Feliciano na frente do bar e sob o olhar contrariado dos clientes erguia
o copo e olhando para o cemitério dizia: “E ai defuntaiada vai um gole
aí?” Isso acontecia de segunda a sexta-feira e tio Dino sempre
respeitador ficava bravo com a postura do teatino Feliciano do “Dops ou
do MR8”. Seguidamente questionava: “Olha Feliciano isso vai dar rolo, tu
não respeita os mortos?” Feliciano desdenhava e sorrindo dizia: “Que se
ferre esta defuntaiada e mais me sobra para beber” Um dia tio Dino
combinou com uns jovens o seguinte: eles se esconderiam atrás do muro do
cemitério vestidos com lençóis e munidos de paus e taquaras, no momento
em que Feliciano erguesse o copo e gritasse, eles sairiam e pegariam o
desaforado, dando-lhe um corretivo.
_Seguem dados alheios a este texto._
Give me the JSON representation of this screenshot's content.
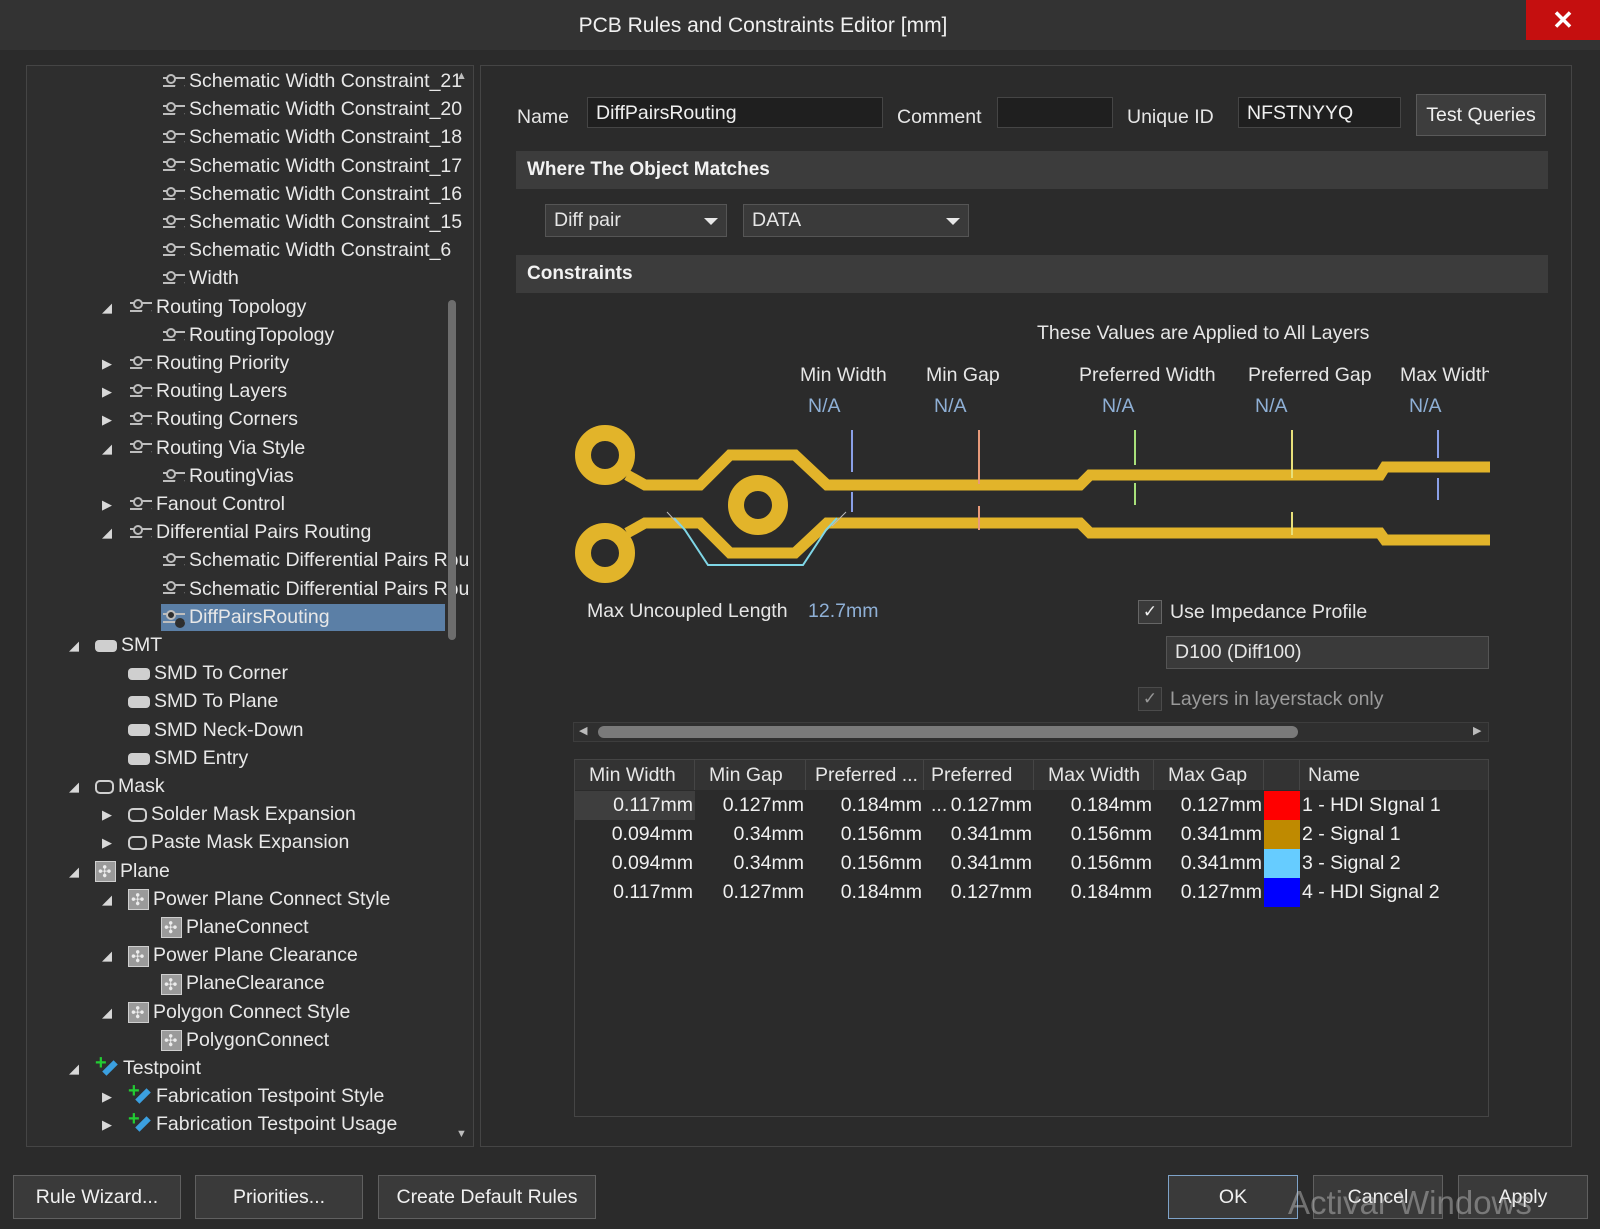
{
  "window": {
    "title": "PCB Rules and Constraints Editor [mm]",
    "close_glyph": "✕"
  },
  "tree": {
    "items": [
      {
        "label": "Schematic Width Constraint_21",
        "icon": "rule-icon"
      },
      {
        "label": "Schematic Width Constraint_20",
        "icon": "rule-icon"
      },
      {
        "label": "Schematic Width Constraint_18",
        "icon": "rule-icon"
      },
      {
        "label": "Schematic Width Constraint_17",
        "icon": "rule-icon"
      },
      {
        "label": "Schematic Width Constraint_16",
        "icon": "rule-icon"
      },
      {
        "label": "Schematic Width Constraint_15",
        "icon": "rule-icon"
      },
      {
        "label": "Schematic Width Constraint_6",
        "icon": "rule-icon"
      },
      {
        "label": "Width",
        "icon": "rule-icon"
      },
      {
        "label": "Routing Topology",
        "icon": "rule-icon",
        "expand": "expanded"
      },
      {
        "label": "RoutingTopology",
        "icon": "rule-icon"
      },
      {
        "label": "Routing Priority",
        "icon": "rule-icon",
        "expand": "collapsed"
      },
      {
        "label": "Routing Layers",
        "icon": "rule-icon",
        "expand": "collapsed"
      },
      {
        "label": "Routing Corners",
        "icon": "rule-icon",
        "expand": "collapsed"
      },
      {
        "label": "Routing Via Style",
        "icon": "rule-icon",
        "expand": "expanded"
      },
      {
        "label": "RoutingVias",
        "icon": "rule-icon"
      },
      {
        "label": "Fanout Control",
        "icon": "rule-icon",
        "expand": "collapsed"
      },
      {
        "label": "Differential Pairs Routing",
        "icon": "rule-icon",
        "expand": "expanded"
      },
      {
        "label": "Schematic Differential Pairs Rou",
        "icon": "rule-icon"
      },
      {
        "label": "Schematic Differential Pairs Rou",
        "icon": "rule-icon"
      },
      {
        "label": "DiffPairsRouting",
        "icon": "rule-icon",
        "selected": true
      },
      {
        "label": "SMT",
        "icon": "smt-icon",
        "expand": "expanded"
      },
      {
        "label": "SMD To Corner",
        "icon": "smt-icon"
      },
      {
        "label": "SMD To Plane",
        "icon": "smt-icon"
      },
      {
        "label": "SMD Neck-Down",
        "icon": "smt-icon"
      },
      {
        "label": "SMD Entry",
        "icon": "smt-icon"
      },
      {
        "label": "Mask",
        "icon": "mask-icon",
        "expand": "expanded"
      },
      {
        "label": "Solder Mask Expansion",
        "icon": "mask-icon",
        "expand": "collapsed"
      },
      {
        "label": "Paste Mask Expansion",
        "icon": "mask-icon",
        "expand": "collapsed"
      },
      {
        "label": "Plane",
        "icon": "plane-icon",
        "expand": "expanded"
      },
      {
        "label": "Power Plane Connect Style",
        "icon": "plane-icon",
        "expand": "expanded"
      },
      {
        "label": "PlaneConnect",
        "icon": "plane-icon"
      },
      {
        "label": "Power Plane Clearance",
        "icon": "plane-icon",
        "expand": "expanded"
      },
      {
        "label": "PlaneClearance",
        "icon": "plane-icon"
      },
      {
        "label": "Polygon Connect Style",
        "icon": "plane-icon",
        "expand": "expanded"
      },
      {
        "label": "PolygonConnect",
        "icon": "plane-icon"
      },
      {
        "label": "Testpoint",
        "icon": "testpoint-icon",
        "expand": "expanded"
      },
      {
        "label": "Fabrication Testpoint Style",
        "icon": "testpoint-icon",
        "expand": "collapsed"
      },
      {
        "label": "Fabrication Testpoint Usage",
        "icon": "testpoint-icon",
        "expand": "collapsed"
      }
    ]
  },
  "rule": {
    "name_label": "Name",
    "name_value": "DiffPairsRouting",
    "comment_label": "Comment",
    "comment_value": "",
    "uid_label": "Unique ID",
    "uid_value": "NFSTNYYQ",
    "test_queries": "Test Queries"
  },
  "where": {
    "heading": "Where The Object Matches",
    "scope": "Diff pair",
    "target": "DATA"
  },
  "constraints": {
    "heading": "Constraints",
    "applied_note": "These Values are Applied to All Layers",
    "columns": [
      {
        "title": "Min Width",
        "value": "N/A"
      },
      {
        "title": "Min Gap",
        "value": "N/A"
      },
      {
        "title": "Preferred Width",
        "value": "N/A"
      },
      {
        "title": "Preferred Gap",
        "value": "N/A"
      },
      {
        "title": "Max Width",
        "value": "N/A"
      }
    ],
    "max_uncoupled_label": "Max Uncoupled Length",
    "max_uncoupled_value": "12.7mm",
    "use_impedance_label": "Use Impedance Profile",
    "use_impedance_checked": true,
    "impedance_profile": "D100 (Diff100)",
    "layerstack_only_label": "Layers in layerstack only",
    "layerstack_only_checked": true,
    "check_glyph": "✓",
    "scroll_left": "◀",
    "scroll_right": "▶"
  },
  "layer_table": {
    "headers": [
      "Min Width",
      "Min Gap",
      "Preferred ...",
      "Preferred ...",
      "Max Width",
      "Max Gap",
      "",
      "Name"
    ],
    "rows": [
      {
        "cells": [
          "0.117mm",
          "0.127mm",
          "0.184mm",
          "0.127mm",
          "0.184mm",
          "0.127mm"
        ],
        "color": "#ff0000",
        "name": "1 - HDI SIgnal 1"
      },
      {
        "cells": [
          "0.094mm",
          "0.34mm",
          "0.156mm",
          "0.341mm",
          "0.156mm",
          "0.341mm"
        ],
        "color": "#bf8a00",
        "name": "2 - Signal 1"
      },
      {
        "cells": [
          "0.094mm",
          "0.34mm",
          "0.156mm",
          "0.341mm",
          "0.156mm",
          "0.341mm"
        ],
        "color": "#66ccff",
        "name": "3 - Signal 2"
      },
      {
        "cells": [
          "0.117mm",
          "0.127mm",
          "0.184mm",
          "0.127mm",
          "0.184mm",
          "0.127mm"
        ],
        "color": "#0000ff",
        "name": "4 - HDI Signal 2"
      }
    ]
  },
  "footer": {
    "rule_wizard": "Rule Wizard...",
    "priorities": "Priorities...",
    "create_default": "Create Default Rules",
    "ok": "OK",
    "cancel": "Cancel",
    "apply": "Apply",
    "watermark": "Activar Windows"
  },
  "colors": {
    "trace": "#e2b42a",
    "selection": "#5b7fa6",
    "close": "#c50f0f"
  }
}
Quinta-feira à tardinha de inverno, a
noite chegava e os vaga-lumes na beira da estrada davam brilho
colorido, no céu o lusco fusco apontava que mais um dia chegava ao seu
final. Feliciano chega ao bar e repete a cena. Com o copo na frente do
bar ele grita: “E ai defuntaiada vai um gole aí?”. Neste instante os
guris pulam o muro do cemitério e puxam Feliciano para dentro do
cemitério e cagam a pau o malcriado. O teatino gritava e pedia socorro,
mas ninguém ajudou o “pobre”. Apanhou pior que o Maguila naquela luta
contra o Hollyfield. Passado quatro dias da coça, Feliciano ainda cheio
de hematomas se achegou ao bar do tio Dino estilo gato capado, olhando
para os cantos, ressabiado e de olho no cemitério. Quieto tipo nenê com
fralda cheia, Feliciano pediu o trago, mas bebeu calado. Tio Dino que é
mais curtido que pepino em vidro, não perdeu a oportunidade e lascou:
“Che Feliciano eu não te falava que esse negócio de mexer com os mortos
daria problema?” Feliciano ainda ajeitando os esparadrapos na cabeça
observa “Problema eu achava que não daria, mas o pior de tudo é que só
aqui em Morungava enterram os mortos com paus e taquara” afirmou o
teatino que sorveu o trago e seguiu seu caminho pelo outro lado da rua
com os olhos mais arregalados que gato embaixo da casa e mais apavorado
que sapo em cancha de bocha. Nunca mais fez piada com a defuntaiada do
Morungava e assim como chegou um dia sumiu e nunca mais foi visto
naquelas paragens. 100% Morungava – Tem que ter concurso!